Simulating the success of plant hydraulic strategies within a global vegetation model

Today’s forest carbon stocks are threatened by climate change through many types of disturbances, including drought. State-of-the-art Dynamic Global Vegetation Models (DGVMs) have hitherto not been able to explicitly simulate the response of tree hydraulic systems to drought, which are ultimately important determinants of tree resilience during drought events. Increasingly, more detailed representations of plant hydraulics, including death by cavitation, are being included in DGVMs, but simulations at the global level have been challenging, partially due to the lack of data for parameterisation.

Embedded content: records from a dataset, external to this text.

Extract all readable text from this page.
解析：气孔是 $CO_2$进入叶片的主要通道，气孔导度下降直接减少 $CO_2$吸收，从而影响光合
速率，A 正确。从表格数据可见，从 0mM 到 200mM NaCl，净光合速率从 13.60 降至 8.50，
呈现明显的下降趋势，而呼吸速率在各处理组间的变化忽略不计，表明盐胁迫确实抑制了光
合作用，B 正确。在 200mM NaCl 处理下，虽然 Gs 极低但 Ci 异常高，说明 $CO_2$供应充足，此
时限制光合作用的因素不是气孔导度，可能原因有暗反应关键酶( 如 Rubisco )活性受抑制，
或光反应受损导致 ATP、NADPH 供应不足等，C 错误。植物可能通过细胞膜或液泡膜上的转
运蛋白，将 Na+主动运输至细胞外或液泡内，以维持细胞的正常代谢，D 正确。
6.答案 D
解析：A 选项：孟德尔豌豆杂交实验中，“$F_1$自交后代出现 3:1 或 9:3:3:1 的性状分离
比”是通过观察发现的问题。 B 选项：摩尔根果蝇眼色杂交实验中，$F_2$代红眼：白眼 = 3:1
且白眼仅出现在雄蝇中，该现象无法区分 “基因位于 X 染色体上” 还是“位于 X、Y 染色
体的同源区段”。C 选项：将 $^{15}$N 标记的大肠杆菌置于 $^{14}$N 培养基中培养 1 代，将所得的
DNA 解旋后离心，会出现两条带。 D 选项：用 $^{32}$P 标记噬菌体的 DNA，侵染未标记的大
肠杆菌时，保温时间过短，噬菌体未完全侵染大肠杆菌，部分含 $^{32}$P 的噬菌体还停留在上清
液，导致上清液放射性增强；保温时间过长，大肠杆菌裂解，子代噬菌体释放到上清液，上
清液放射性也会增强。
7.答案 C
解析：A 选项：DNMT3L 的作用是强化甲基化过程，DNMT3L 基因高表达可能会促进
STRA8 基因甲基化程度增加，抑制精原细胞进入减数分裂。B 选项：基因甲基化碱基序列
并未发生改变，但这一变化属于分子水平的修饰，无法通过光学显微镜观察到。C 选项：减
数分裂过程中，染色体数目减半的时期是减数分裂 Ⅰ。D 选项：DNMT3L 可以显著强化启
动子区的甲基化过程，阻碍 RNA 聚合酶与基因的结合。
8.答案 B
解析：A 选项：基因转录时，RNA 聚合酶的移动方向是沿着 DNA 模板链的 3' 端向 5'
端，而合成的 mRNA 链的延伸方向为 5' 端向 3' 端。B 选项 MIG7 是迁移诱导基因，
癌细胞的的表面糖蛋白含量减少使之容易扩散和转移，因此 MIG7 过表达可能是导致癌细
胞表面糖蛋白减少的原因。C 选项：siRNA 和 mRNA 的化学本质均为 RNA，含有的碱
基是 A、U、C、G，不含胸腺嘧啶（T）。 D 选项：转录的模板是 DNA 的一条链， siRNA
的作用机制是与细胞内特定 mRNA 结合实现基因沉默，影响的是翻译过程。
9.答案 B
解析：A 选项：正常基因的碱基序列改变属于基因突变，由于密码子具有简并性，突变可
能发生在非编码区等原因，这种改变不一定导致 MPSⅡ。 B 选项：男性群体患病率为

To overcome these issues, we compiled a large dataset of hydraulics-relevant plant traits from the literature (including TRY). To overcome the sparseness of the available trait data, we used literature on the functional relationships between traits to create a hypothesis framework that functionally links multiple traits and their trade-offs together in a network. From this network of traits we can sample parameter sets that reflect coherent plant strategies. We applied these strategies in the plant-hydraulics-enabled DGVM LPJ-GUESS and show how they can be used to provide model-based hypotheses of how both strategies and individual trait values vary across different forest environments. These results provide a basis for global-scale hydraulic model parameterisation, as well as providing verifiable hypotheses for testing in the field.